Co-navigation : conseils aux propriétaires de navire et aux vacanciers

Le Ministère de la Transition Écologique et Solidaire a publié en juillet 2018 une fiche technique indiquant jusqu’où l’Etat accepte la pratique de la co-navigation en matière de plaisance, aussi bien à l’égard des propriétaires de navire que pour les visiteurs et vacanciers.

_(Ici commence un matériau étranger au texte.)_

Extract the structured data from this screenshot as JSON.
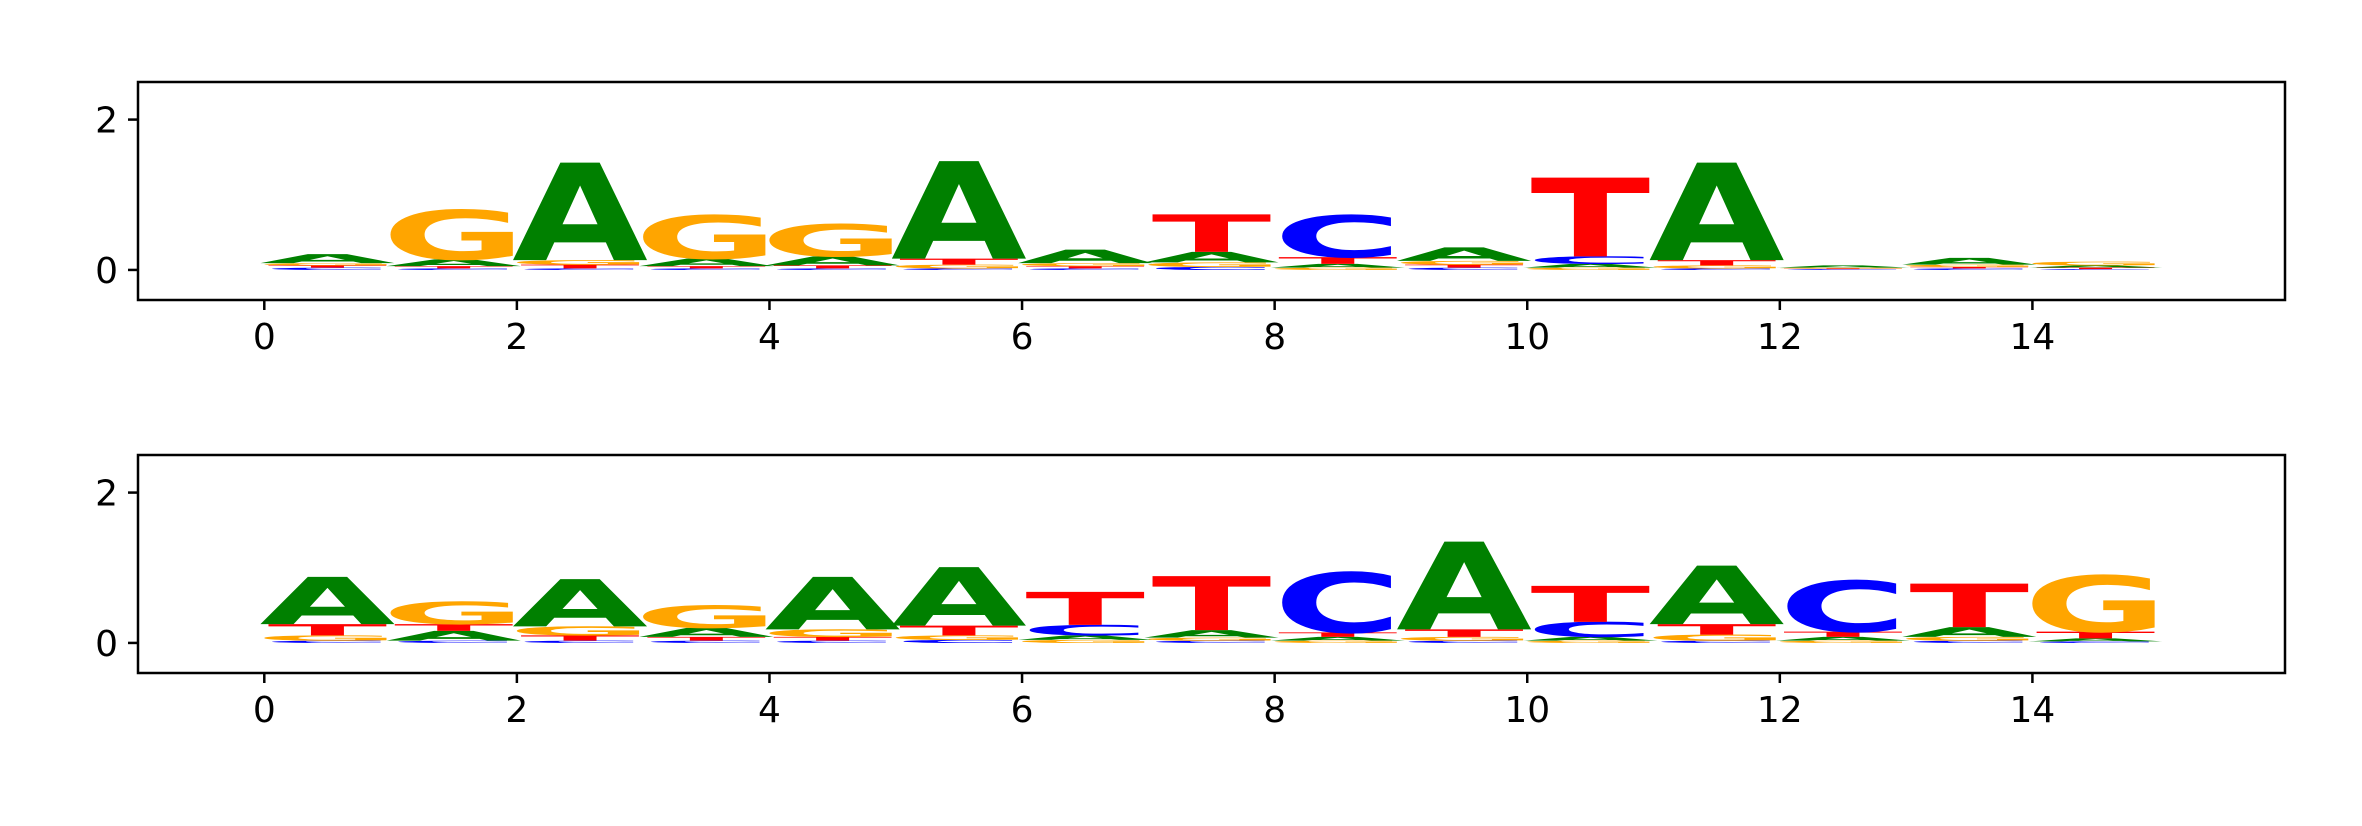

Car en effet, en période estivale, les locations de navires de plaisance entre particuliers vont bon train malgré le manque de licéité dans ce domaine où les usages ont fait loi.

Conseils aux propriétaires de navire de plaisance :

La « co-navigation » s’inscrit dans des valeurs de convivialité, de solidarité et de partage, spécifiques à la plaisance.

Pour que l’activité ne soit pas une prestation déguisée punissable :

  • Elle doit être occasionnelle, ce n’est pas un commerce,
  • La somme demandée ne doit pas dépasser les coûts générés par la sortie divisés par le nombre de personnes à bord (y compris le chef de bord ou le propriétaire).

Cette précision apportée par le ministère fait écho à l’affaire du skipper de 49 ans condamné pour travail dissimulé et utilisation non conforme d’un navire de plaisance à usage personnel par le tribunal correctionnel de Quimper en janvier 2018. Il a été condamné à 6.000€ d’amende dont 1.000€ avec sursis et à 1.000€ de contravention.
Le tribunal a considéré que le skipper a profité de la porte ouverte par la législation pour la location de bateaux en proposant via les sites Samboat ou Click & boat des sorties facturées de 345 à 365 € au départ de Sainte-Marine vers Les Glénan, Groix ou la rivière de Pont-l’Abbé, alors qu’il n’était pas titulaire du brevet de Capitaine 200 mais que d’un simple permis mer, et qu’il n’a déclaré aucun revenu lié à l’exploitation de son navire puisque son activité principale est la récolte et le négoce de champignons de forêt.

Par ailleurs, le propriétaire est la plupart des cas le chef de bord et sera responsable. Il doit se demander :

  • S’il peut attester de ses compétences ?
  • Si le navire est en bon état ?
  • Si le matériel de sécurité est complet ?

Et ne pas manquer de donner des consignes de sécurité à son équipage avant de lever l’ancre en anticipant toutes les situations pouvant porter atteinte à la sécurité des passagers et du navire.

Conseils aux visiteurs et aux vacanciers :

Il faut pouvoir et savoir choisir en toute transparence et être acteur de sa propre sécurité.

Avec un plaisancier, la co-navigation ne doit pas être acteur de soucis ou de suspicion. La participation financière ne doit couvrir uniquement que les frais engagés par la sortie (carburant, frais d’amarrage, pique-nique, boissons, etc). Elle est un moment convivial, une expérience partagée, et en faire un commerce est un délit, du transport de passagers déguisé et donc puni par la loi.

D’autre part, même le visiteur ou le vacancier doit être acteur de sa propre sécurité :

  • Il doit consulter lui-même la météo avant la sortie pour avoir la même interprétation que le chef de bord,
  • Vérifier également le bon état du navire sur lequel il embarque,
  • S’assurer que l’ensemble du matériel de sécurité est bien à bord, bien entretenu, et visible, accessible, montré et expliqué par le chef de bord,
  • Que le chef de bord dispose bien des qualifications basiques requises pour la conduite d’un navire de plaisance.

Pour cette dernière consigne, il est vrai que le permis mer n’est pas obligatoire pour naviguer à bord d’un voilier tant que la catégorie du moteur ne l’impose. Cela ne doit pas empêcher le passager de s’assurer des compétences du chef de bord.

En cas de doute :

Si vous avez un doute, adressez-vous à un professionnel de la mer plutôt que de passer par une plateforme de mise en relations entre particuliers et plaisanciers :

  • Il a un brevet de capitaine délivré par l’administration,
  • Il a été formé pour faire face à toutes les situations imprévues, par tout temps, été comme hiver,
  • Il connaît ses limites et celles de son navire,
  • Il sait gérer simultanément la navigation, votre sécurité et votre confort à bord.

De plus, le navire du professionnel est régulièrement contrôlé par un service d’inspection, et son activité professionnelle (prestation de transport ou de balade en mer) est son expertise.

Ainsi, bien que le prix risque d’être quelque peu différent, ce sera aussi le prix du confort intellectuel : vous n’aurez plus qu’à profiter du paysage, de la mer et de la sortie.